CORONAVIRUS/Taiwan records first community spread of BA.5: CECC
Taipei, July 15 (CNA) Taiwan on Friday reported its first case of the Omicron offshoot BA.5 spreading in the community recently, according to the Central Epidemic Command Center (CECC).
The newest Omicron subvariant was found in a woman in her 20s from northern Taiwan who received three doses of a COVID-19 vaccine and has no recent overseas travel history, said Lo Yi-chun (羅一鈞), deputy head of the CECC's medical response division, at a press briefing.
The woman tested positive for COVID-19 using a rapid test in the middle of May and later recovered, Lo said.

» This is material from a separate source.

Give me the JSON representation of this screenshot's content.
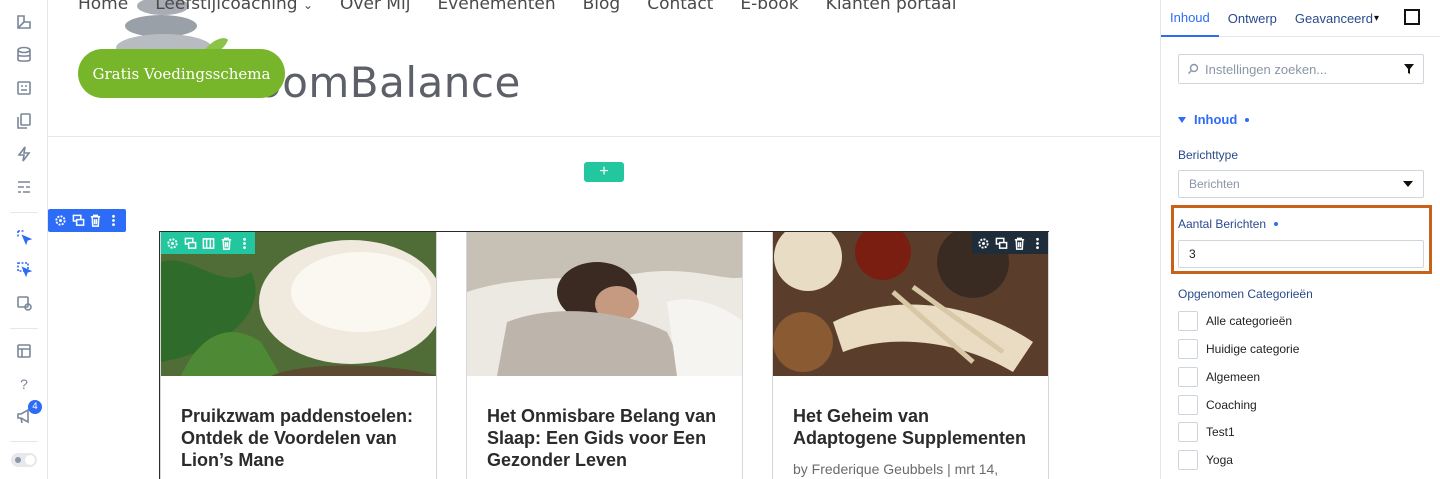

However, her parents, who live in the same household, later tested positive for COVID-19 on July 3 and July 5, respectively, by rapid testing and she too developed a runny nose on July 5, Lo said.
The woman then took a rapid and PCR test on July 6, which both showed a positive result, Lo said.
As the case was considered a re-infection, her sample was tested by the CECC and found to be BA.5 on Wednesday, Lo said.
Close contacts of the woman were identified as two live-in family members, four co-workers and a friend.
The two live-in family members have already completed isolation, while the four co-workers and friend have tested negative using rapid test kits, but will undergo PCR testing Lo said.
Arrangements have also been made for the woman's parents to receive PCR testing to see if they still have enough of the virus to determine whether their COVID-19 infections were also caused by BA.5, Lo added.
Over the past two weeks, there have been 525 COVID-19 reinfections recorded but the woman was the first case of a reinfection found to be caused by BA.5, Lo said.
Sub-variants of Omicron, like BA.4 and BA.5, continue to drive waves of cases, hospitalizations and death around the world, according to Tedros Adhanom Ghebreyesus, director-general of the World Health Organization, at a COVID-19 media briefing on Tuesday.
"New waves of the virus demonstrate again that the COVID-19 is nowhere near over," he added.
According to the White House in the United States on Tuesday, BA.4 and BA.5 now make up 80 percent of COVID-19 cases in the U.S., with BA.5 accounting for a majority.
"Early indications signal that BA.5 may have some increased ability to escape immunity, including from prior infections, meaning it has the potential to cause the numbers of infections to rise in the coming weeks," the White House said.